Budgeting for Life After High School: Financial Considerations for College-Bound Students

May 29, 2023

Students entering college in Fall 2023 have two major financial challenges to confront:

  • The stress of newfound financial independence

College students have tons of newfound independence. While that can be exciting, it can also get overwhelming at times. Finances especially can be a major stressor for students. In fact, studies show that financial stress can impact academic performance. Careful financial planning enables students to perform well academically while also enjoying a few of the most exciting years of their lives.

  • Saving for early retirement in a challenging market

Additionally, surveys show that retirement savings are a top goal for Gen Zers – with many aiming to retire early. Bringing that goal to life will require ample financial planning. Plus, an additional stream of income (aka side hustle) wouldn’t hurt!

Young adults can make a significant impact on their long-term financial wellness by taking action early. By crafting a clear financial plan, college students can enjoy their independence while laying the groundwork for their future.

In this blog, we tackle a few of the big financial decisions young adults must make during the transition into college. Get insight on how to strike a balance between saving for long-term goals and spending on fun college experiences.

Financial Planning for College Students

Consider your long-term financial goals and start thinking strategically about where you keep your money and how you spend it. Here is how to approach some of the biggest financial decisions you’ll be making as you branch out on your own.

Saving money in college: it’s all about where you keep it

As you start college and take charge of your finances, you should take a look at your current financial situation. Ask yourself a few questions to determine if there are opportunities to make your money work harder.

  • Where are you keeping your savings?
  • Do you need to maintain access to all of your savings?
  • What is your current interest rate?
  • Are there more competitive options available to you?

Whether you’re starting from scratch or have an established savings account, where you keep it matters.

In fact, high-yield savings accounts like money markets and certificates of deposit can make your savings work harder. Learn more about how to leverage high-yield savings options to achieve long-term financial goals.

Building credit responsibly: leverage student-friendly resources

Financial independence also means access to credit cards. Building credit is essential to achieving long-term financial goals like buying a car or house. A good credit history can also be significant if you need to refinance your student loans post-college.

Maintaining good credit through young adulthood puts you in a good financial position later in life. Beginner credit cards offer a responsible way for students to build good credit habits without overspending.

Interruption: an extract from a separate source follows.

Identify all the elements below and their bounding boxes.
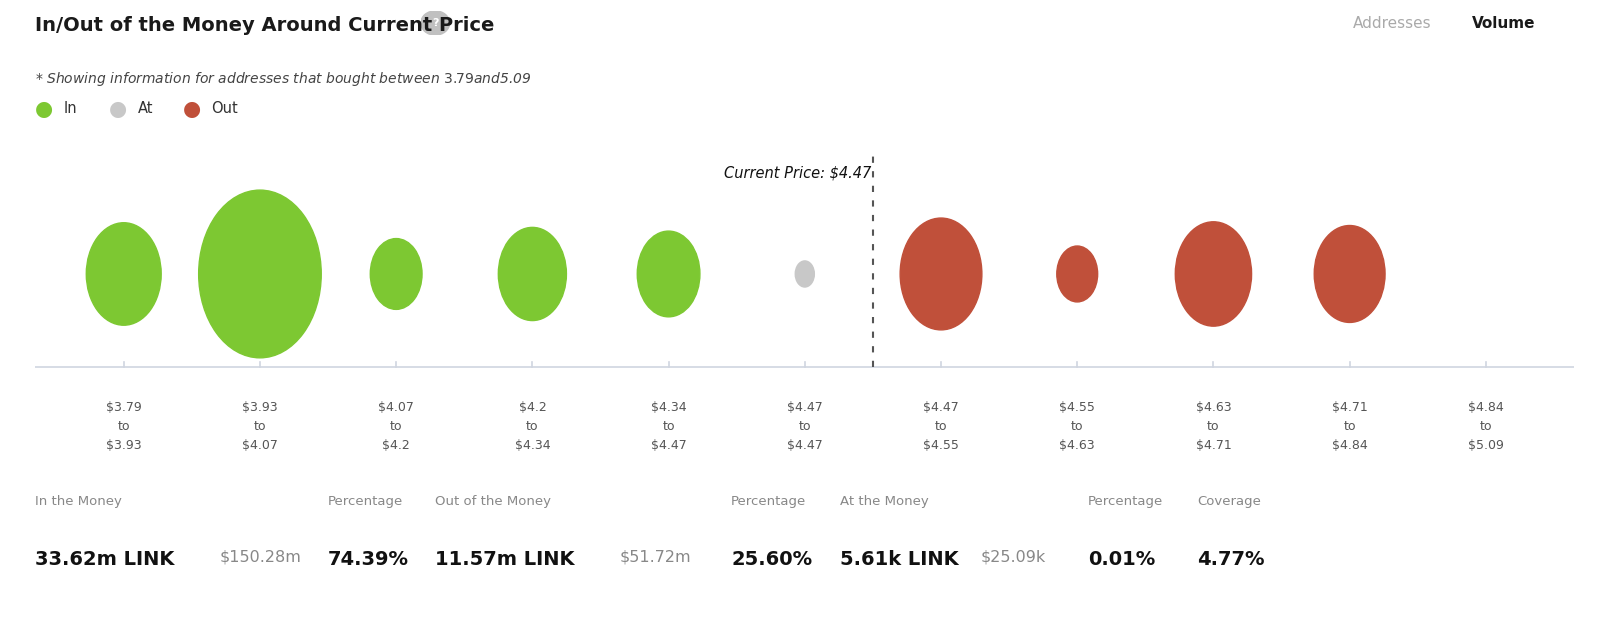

Learn more about SECU’s beginner credit cards.

Budgeting for college students: talk to an expert

Whether your income streams consist of a part-time job, a supportive loved one, or a side hustle, you need to create a budget. SECU offers members resources like our online budgeting tool, so people can track their spending and reach financial goals. College students can also benefit from personalized financial advice from SECU member advisors.

Saving money for long-term goals like retirement may seem impossible for a college student. Fortunately, our member advisors love a challenge. We can help you make the most of your once-in-a-lifetime college experience while also working towards your future.

Check out our Member Advisor Q&A to learn what you can expect during a meeting with our team. Schedule an appointment with a financial wellness expert to talk about how you can start saving for your future.

Paying for school: explore local resources

One of the biggest decisions you have to make is how to pay for college. Every student has different resources available to them, but scholarships and financial aid reduce the burden of tuition. Exhaust all these options before turning to student loans.

Many local organizations, including SECU through the SECU MD Foundation, offer scholarships. Networking and research can help you unearth opportunities to support your education.

Achieve academic and financial success with SECU

As Maryland’s largest credit union and official partner of the University of Maryland, SECU is uniquely committed to driving financial success for local young people. We pride ourselves on helping Maryland students build their financial futures by offering student-friendly financial resources.